Variational inference (VI) approximates an intractable target distribution with the closest member of a tractable family. A central challenge in black-box VI is that standard implementations, which minimize the KL divergence using stochastic gradient descent (SGD), converge slowly due to gradient noise and sensitivity to learning parameters. These issues become more pronounced when using expressive variational families, which are necessary for accurate inference in complex scientific problems.
My work shows that score matching—aligning the gradients of the log densities of the target model and variational approximation—enables faster, more reliable optimization, often yielding closed-form or convex subproblems. We introduced Batch and Match (BaM), an iterative score-matching method for fitting full-covariance Gaussians. BaM minimizes an objective based on a novel score matching divergence between the variational density $q$ and the target density $p$:
$$\mathscr{D}(q,p) = \mathbb{E}_q\left[|| \nabla \log q - \nabla \log p||^2_{\text{Cov}(q)}\right].$$
The BaM objective admits closed-form updates to the global minimum of each subproblem. Empirically, BaM yields 10–100x speedups over stochastic gradient-based BBVI in applications to hierarchical Bayes and deep generative modeling. Theoretically, we prove that for Gaussian targets, BaM converges exponentially fast to the true parameters. To use BaM in high-dimensional settings, we augmented the BaM update with a “Patch” operation, a structured update that projects the covariance update to a low-rank plus diagonal form in linear time and memory.

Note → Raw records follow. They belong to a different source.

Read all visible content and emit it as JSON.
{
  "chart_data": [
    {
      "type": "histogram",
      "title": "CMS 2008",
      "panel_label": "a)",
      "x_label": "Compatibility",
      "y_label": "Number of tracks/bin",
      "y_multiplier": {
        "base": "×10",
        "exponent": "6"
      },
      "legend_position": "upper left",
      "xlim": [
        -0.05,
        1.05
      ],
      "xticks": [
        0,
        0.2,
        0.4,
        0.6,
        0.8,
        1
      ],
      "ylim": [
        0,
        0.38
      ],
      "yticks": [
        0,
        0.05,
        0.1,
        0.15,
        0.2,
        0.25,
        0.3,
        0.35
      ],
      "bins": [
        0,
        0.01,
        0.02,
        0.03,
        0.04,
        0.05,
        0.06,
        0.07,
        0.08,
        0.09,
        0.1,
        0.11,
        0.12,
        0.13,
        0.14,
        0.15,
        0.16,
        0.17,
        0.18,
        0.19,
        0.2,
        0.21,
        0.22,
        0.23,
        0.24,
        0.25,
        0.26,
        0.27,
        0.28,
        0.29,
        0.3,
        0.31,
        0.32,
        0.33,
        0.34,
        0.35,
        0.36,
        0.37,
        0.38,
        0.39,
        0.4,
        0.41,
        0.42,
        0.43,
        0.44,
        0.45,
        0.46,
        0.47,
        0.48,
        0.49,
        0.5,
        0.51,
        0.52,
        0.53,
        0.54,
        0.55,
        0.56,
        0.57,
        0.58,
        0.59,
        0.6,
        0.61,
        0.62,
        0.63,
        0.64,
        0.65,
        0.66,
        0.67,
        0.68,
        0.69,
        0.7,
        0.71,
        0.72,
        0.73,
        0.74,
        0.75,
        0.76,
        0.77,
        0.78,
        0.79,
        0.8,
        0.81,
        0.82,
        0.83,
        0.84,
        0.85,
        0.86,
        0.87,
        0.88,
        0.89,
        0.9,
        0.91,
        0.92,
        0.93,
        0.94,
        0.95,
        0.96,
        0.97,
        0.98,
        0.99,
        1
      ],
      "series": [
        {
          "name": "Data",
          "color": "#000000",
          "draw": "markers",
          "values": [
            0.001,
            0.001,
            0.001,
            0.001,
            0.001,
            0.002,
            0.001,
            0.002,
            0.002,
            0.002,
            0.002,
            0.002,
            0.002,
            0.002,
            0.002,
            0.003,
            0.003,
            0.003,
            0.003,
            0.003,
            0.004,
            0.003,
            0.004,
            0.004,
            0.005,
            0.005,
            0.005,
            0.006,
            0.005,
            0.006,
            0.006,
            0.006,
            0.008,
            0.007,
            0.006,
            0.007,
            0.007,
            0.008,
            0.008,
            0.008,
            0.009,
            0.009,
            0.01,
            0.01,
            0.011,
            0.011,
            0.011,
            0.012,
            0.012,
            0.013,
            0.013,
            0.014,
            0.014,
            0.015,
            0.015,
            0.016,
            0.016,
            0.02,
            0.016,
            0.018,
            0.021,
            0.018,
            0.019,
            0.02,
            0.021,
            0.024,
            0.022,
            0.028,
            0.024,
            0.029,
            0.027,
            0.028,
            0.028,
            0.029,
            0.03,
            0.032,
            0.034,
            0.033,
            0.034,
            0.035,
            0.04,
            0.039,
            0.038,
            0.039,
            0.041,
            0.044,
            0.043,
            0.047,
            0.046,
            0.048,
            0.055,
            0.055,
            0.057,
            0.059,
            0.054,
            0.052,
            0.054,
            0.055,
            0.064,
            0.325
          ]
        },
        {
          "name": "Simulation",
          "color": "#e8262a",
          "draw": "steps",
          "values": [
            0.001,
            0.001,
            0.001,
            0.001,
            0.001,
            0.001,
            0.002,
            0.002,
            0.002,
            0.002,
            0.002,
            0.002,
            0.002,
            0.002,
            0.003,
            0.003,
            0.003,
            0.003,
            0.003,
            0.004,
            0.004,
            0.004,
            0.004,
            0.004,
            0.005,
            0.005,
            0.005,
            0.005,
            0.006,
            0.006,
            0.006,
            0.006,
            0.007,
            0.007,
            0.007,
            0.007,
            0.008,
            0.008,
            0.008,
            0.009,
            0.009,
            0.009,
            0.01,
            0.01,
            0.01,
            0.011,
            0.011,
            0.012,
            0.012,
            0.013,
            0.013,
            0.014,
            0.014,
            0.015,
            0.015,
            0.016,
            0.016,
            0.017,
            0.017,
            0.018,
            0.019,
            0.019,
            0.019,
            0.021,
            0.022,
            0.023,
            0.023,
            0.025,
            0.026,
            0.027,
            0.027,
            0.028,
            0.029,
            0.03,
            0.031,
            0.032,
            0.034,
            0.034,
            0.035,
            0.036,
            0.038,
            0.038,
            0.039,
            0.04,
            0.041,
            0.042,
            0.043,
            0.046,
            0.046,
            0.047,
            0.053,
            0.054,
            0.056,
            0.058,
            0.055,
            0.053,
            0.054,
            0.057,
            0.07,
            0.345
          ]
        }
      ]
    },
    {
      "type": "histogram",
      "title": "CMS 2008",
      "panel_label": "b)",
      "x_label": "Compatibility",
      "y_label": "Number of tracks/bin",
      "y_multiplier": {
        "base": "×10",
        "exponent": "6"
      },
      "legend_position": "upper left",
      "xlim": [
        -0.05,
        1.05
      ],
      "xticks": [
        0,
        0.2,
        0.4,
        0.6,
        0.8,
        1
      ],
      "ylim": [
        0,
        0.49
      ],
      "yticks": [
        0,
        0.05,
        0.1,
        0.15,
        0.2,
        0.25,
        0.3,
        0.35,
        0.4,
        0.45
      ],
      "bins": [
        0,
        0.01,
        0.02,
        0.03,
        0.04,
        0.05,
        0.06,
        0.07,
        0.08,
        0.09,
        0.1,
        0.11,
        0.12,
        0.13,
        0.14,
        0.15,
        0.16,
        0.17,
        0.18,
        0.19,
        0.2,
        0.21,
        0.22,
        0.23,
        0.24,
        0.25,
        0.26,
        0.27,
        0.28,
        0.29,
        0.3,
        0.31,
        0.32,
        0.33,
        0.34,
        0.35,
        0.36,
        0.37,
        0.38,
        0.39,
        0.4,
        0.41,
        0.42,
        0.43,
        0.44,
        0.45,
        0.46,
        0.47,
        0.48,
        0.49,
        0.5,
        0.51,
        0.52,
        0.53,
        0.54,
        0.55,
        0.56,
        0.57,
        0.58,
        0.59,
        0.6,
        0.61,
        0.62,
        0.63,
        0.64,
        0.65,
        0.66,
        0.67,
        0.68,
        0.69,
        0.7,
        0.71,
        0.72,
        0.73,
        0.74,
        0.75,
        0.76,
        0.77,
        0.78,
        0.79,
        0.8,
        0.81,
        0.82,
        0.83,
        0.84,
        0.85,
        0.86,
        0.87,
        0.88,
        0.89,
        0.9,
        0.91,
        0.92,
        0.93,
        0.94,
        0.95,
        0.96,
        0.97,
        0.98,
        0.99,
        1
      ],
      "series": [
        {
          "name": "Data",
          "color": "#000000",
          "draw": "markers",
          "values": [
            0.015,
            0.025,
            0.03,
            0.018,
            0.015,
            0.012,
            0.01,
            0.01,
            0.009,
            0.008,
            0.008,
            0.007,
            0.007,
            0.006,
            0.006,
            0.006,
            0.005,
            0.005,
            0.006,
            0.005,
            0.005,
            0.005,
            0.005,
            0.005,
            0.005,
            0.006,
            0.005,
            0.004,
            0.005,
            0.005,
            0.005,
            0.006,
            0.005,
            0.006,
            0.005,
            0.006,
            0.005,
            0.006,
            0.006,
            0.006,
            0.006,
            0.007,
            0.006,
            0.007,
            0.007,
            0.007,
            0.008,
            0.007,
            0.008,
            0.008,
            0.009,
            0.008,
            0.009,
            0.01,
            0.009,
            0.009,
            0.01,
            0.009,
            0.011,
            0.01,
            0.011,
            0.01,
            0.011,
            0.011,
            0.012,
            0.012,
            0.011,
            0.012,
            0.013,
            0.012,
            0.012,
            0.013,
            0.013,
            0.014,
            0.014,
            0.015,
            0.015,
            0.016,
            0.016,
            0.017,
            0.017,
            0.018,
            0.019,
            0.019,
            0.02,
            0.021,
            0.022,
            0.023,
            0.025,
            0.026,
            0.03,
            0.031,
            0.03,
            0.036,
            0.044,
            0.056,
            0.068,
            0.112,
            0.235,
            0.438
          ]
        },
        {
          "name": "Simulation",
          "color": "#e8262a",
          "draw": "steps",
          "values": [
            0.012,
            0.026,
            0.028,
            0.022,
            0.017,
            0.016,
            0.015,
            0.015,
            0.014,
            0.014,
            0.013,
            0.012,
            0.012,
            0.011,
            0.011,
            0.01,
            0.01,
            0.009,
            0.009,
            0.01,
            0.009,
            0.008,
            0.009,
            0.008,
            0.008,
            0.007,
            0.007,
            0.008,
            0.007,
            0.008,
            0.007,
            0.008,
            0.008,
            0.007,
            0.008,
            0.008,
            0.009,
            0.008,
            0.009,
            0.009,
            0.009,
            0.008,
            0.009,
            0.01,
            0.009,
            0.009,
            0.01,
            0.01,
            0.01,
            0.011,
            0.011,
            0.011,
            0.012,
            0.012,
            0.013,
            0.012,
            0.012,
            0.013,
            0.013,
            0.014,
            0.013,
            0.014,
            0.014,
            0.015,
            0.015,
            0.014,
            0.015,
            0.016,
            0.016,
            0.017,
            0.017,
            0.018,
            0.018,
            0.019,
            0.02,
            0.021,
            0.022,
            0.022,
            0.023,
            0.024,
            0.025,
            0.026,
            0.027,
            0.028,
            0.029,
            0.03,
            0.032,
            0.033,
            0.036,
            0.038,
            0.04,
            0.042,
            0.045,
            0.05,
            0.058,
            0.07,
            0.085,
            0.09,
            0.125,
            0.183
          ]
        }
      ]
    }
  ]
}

We then demonstrated its effectiveness on high-dimensional latent Gaussian processes and other examples with dimensions up to $8000$.
In many scientific domains, target distributions exhibit skewness, heavy tails, and multimodality, which are beyond the reach of Gaussian approximations. To address these situations, We have developed richer variational families that avoid the need for SGD via score matching. The first, EigenVI, uses orthonormal basis expansions, and score matching reduces inference to solving an eigenvalue problem, from which EigenVI derives its name. The second, based on a product of experts (PoE), combines multivariate-$t$ experts whose contribution is determined by a geometric weighting. We show that this family becomes tractable using a Feynman parameterization identity from physics. We then developed an efficient score matching algorithm that reduces the problem to solving a sequence of nonnegative least-squares problems. We characterized convergence rates of this algorithm, and empirically demonstrated the effectiveness of this algorithm.